Many small business owners are unprepared for retirement, with a third of the women and a quarter of the men in a new survey having no estimate of how much they will need when they retire.

The survey, by the American College, a nonprofit educational institution devoted to financial services, found that while 66 percent of the women and 70 percent of the men said they had developed an estimate of their retirement needs, only half of these individuals have done so with the assistance of a financial professional.

A quarter of the survey participants used online calculators, which often have serious limitations in adequately projecting changes in inflation, taxes, medical expenses and income streams. The remainder of the survey respondents arrived at an estimate by performing simple calculations on their own using pencil and paper.

“The lack of retirement planning by so many people is stunning, especially since business owners have no one else to rely on when it comes to putting their retirement plans in place,” said Mary Quist-Newins, director of the State Farm Center for Women and Financial Services at The American College. “When you consider that the mean age of our respondents is just over 50 you have to wonder, 'What are these individuals waiting for?' Retirement will be upon them before they know it. Small business owners need to start preparing for retirement now.”

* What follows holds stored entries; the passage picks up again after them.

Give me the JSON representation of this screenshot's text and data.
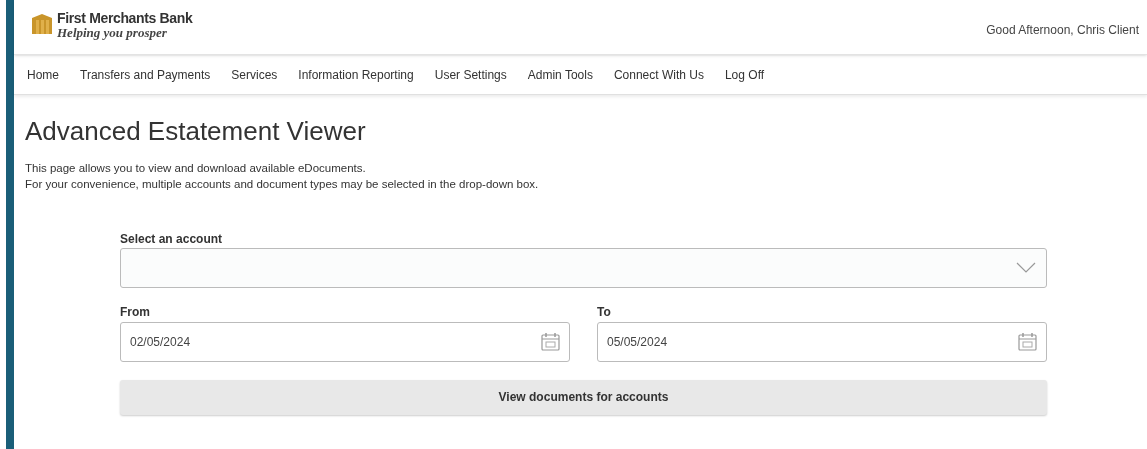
{
  "brand": {
    "name": "First Merchants Bank",
    "tagline": "Helping you prosper"
  },
  "greeting": "Good Afternoon, Chris Client",
  "nav": [
    {
      "label": "Home"
    },
    {
      "label": "Transfers and Payments"
    },
    {
      "label": "Services"
    },
    {
      "label": "Information Reporting"
    },
    {
      "label": "User Settings"
    },
    {
      "label": "Admin Tools"
    },
    {
      "label": "Connect With Us"
    },
    {
      "label": "Log Off"
    }
  ],
  "page": {
    "title": "Advanced Estatement Viewer",
    "intro": [
      "This page allows you to view and download available eDocuments.",
      "For your convenience, multiple accounts and document types may be selected in the drop-down box."
    ]
  },
  "form": {
    "account_label": "Select an account",
    "dates": [
      {
        "label": "From",
        "value": "02/05/2024"
      },
      {
        "label": "To",
        "value": "05/05/2024"
      }
    ],
    "button": "View documents for accounts"
  }
}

Even for the small business owners who have calculated their retirement goals, most do not have a formal plan to achieve their financial objectives. Among the small business owners surveyed, 77 percent of the women and 74 percent of the men have no written plan for retirement.

Cost of living is a major issue for many small business owners planning for retirement. The main concerns of roughly four in 10 of the small business owners surveyed were increases in the cost of living, higher health care costs, and the ability to maintain their current quality of life.

Only 37 percent of the women and 38 percent of the men think their retirement planning needs are complex, suggests a potentially dangerous tendency to oversimplify an increasingly complicated financial planning situation that needs to account for inflation, medical expenses, longevity and asset management as well as the accumulation and distribution of income, long-term care and tax management.

While just over half of the small business owners who were surveyed reported being concerned about maximizing the value of their business to help fund retirement, only 10 percent of the women and 20 percent of the men polled had a written plan to transition their business upon retirement.

Michael Cohn writes for Accounting Today.